Однако именно эти идеи, как и размышления о перспективах национального возрождения, после журнальной публикации романа были подвергнуты сокрушительной критике. Шестой номер журнала “Ваплите” (1927), где печаталась вторая часть “Вальдшнепов”, было сконфісковане, полного текста романа до сих пор не найдено. Это произведение воспринималось значительной частью тогдашней интеллигенции прежде всего как вещь публицистическая, как единственная возможность для опального автора еще раз обозначить свою позицию.

Своими памфлетами М. Волновой выразил значительной степени позиции всей творческой интеллигенции. Его статья “О “сатана в бочке”, или о графоманов, спекулянтов и других “просвитян” (1925), была весомым аргументом в знаменитой литературной дискуссии 1925 - 1928 pp. В то же время эта публикация раскрыла еще одну грань блестящего таланта М. Волнового - таланта несравненного памфлетиста, страстного полемиста. На протяжении 1925 - 1926 гг. появилась еще ряд памфлетов, объединенных в циклы “Камо грядеши”, “Мысли против течения”, “Апологеты писаризму”. Написан 1926p. памфлет “Украина или Малороссия?” был запрещен и стал известным читателю только 1990p.

Стиль М. Волнового-памфлетиста довольно своеобразный, он и здесь остается неповторимым художником. Афористичность высказанных лозунгов, богатство и разнообразие метафорической образности, исторических, литературных реминисценций, взвешенность аргументации, сочетание гневных инвектив с тонкой иронией - все это черты индивидуального стиля, которые позволяют оценить памфлеты М. Волнового как художественное явление.

Он выступает против засилье печально массовизма, профанации искусства, сведение его к роли идеологического обслуживания партийной и государственной политики. Автор нарушает вопрос об ориентации украинской культуры: Европа или Просвещение? Когда понятие просвещения олицетворяет здесь все отсталое, епігонське, Европу М. Волновой трактует не как географическую, а как психологическую категорию. “Это - Европа грандиозной цивилизации, Европа - Гете, Дарвина, Байрона, Ньютона, Маркса”, это - “психологическая категория, которая изгоняет человечество из “Просвіти” на большой тракт прогресса”. Антитезой к этой европейской культуры, фаустівського типа человека как олицетворение творческого начала, вечной жажды познания и обновления жизни выступает в Волнового “культурный епігонізм”, примитивизм гаркун-задунайских. Лелея надежды на расцвет украинского искусства, даже мессианскую роль своей молодой нации, писатель прежде всего подчеркивает необходимость избавиться вековечного назадництва, зависимости от “российского дирижера”.

И культурологические проблемы уже не брались оппонентами во внимание.

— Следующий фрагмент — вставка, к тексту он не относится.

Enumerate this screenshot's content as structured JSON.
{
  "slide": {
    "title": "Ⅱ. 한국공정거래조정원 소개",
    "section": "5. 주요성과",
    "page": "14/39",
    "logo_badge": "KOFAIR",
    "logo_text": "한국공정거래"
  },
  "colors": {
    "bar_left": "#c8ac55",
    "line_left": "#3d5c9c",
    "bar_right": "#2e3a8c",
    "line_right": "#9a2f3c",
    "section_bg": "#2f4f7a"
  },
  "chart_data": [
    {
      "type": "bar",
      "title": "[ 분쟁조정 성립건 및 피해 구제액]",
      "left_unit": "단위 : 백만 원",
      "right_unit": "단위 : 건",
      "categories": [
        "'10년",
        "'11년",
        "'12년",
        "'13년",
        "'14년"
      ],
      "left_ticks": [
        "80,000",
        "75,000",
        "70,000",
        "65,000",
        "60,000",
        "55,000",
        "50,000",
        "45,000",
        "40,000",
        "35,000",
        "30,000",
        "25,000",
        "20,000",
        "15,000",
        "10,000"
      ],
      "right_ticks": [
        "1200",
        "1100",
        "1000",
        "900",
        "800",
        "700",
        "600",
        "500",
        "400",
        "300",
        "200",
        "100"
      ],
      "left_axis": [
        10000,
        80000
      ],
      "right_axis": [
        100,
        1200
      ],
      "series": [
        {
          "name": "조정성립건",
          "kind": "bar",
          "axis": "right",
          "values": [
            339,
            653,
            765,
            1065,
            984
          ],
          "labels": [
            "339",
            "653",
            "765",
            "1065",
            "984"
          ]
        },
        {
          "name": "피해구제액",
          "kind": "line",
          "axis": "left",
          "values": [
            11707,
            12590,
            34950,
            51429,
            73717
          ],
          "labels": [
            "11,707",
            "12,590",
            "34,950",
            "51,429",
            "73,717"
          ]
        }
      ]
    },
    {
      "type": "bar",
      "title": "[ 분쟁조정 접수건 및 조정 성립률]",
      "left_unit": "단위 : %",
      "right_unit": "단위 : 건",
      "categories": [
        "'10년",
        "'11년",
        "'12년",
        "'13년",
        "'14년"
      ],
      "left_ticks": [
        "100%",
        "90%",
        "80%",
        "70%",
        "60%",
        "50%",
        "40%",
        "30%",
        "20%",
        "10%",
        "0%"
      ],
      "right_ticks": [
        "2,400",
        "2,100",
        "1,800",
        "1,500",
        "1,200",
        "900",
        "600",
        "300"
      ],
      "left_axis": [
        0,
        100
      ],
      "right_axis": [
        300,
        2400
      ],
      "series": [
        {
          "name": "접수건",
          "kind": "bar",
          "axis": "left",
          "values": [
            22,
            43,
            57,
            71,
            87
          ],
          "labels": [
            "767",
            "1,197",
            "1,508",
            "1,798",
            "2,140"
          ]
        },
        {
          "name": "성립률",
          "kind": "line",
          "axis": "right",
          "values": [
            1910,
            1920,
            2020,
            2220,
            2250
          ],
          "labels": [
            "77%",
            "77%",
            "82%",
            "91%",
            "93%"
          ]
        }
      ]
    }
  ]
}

Дискуссия набирала политического характера. Облака одной из самых страшных трагедий XX в. уже собирались над Украиной. Наступала пора горьких поражений и разочарований и для самого М. Волнового. Перестает выходить журнал “Ваплите”, а затем прекращает существование и сама организация. Писатель вынужден писать покаянные письма, клясться в верности коммунистической идеологии. Читать эти документы (в частности статьи, направленные против товарищей по перу, как против футуристов или С. Ефремова) горько и сегодня, и они дают представление, в которую тупик “героического терпения” был он загнан.

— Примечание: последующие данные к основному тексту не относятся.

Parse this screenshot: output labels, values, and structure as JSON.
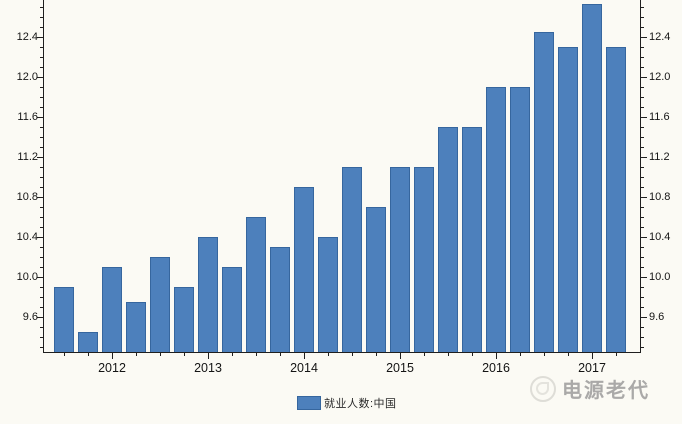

М. Волновой решается на последний шаг в своей изнурительной борьбе. Выстрел 13 мая 1933г. был трагической точкой в истории украинского возрождения послереволюционных лет. Однако все, совершенное им, осталось в сокровищницу украинской культуры как одна из непревзойденных ее страниц, как залог будущего расцвета, вимріяного М. Волновым.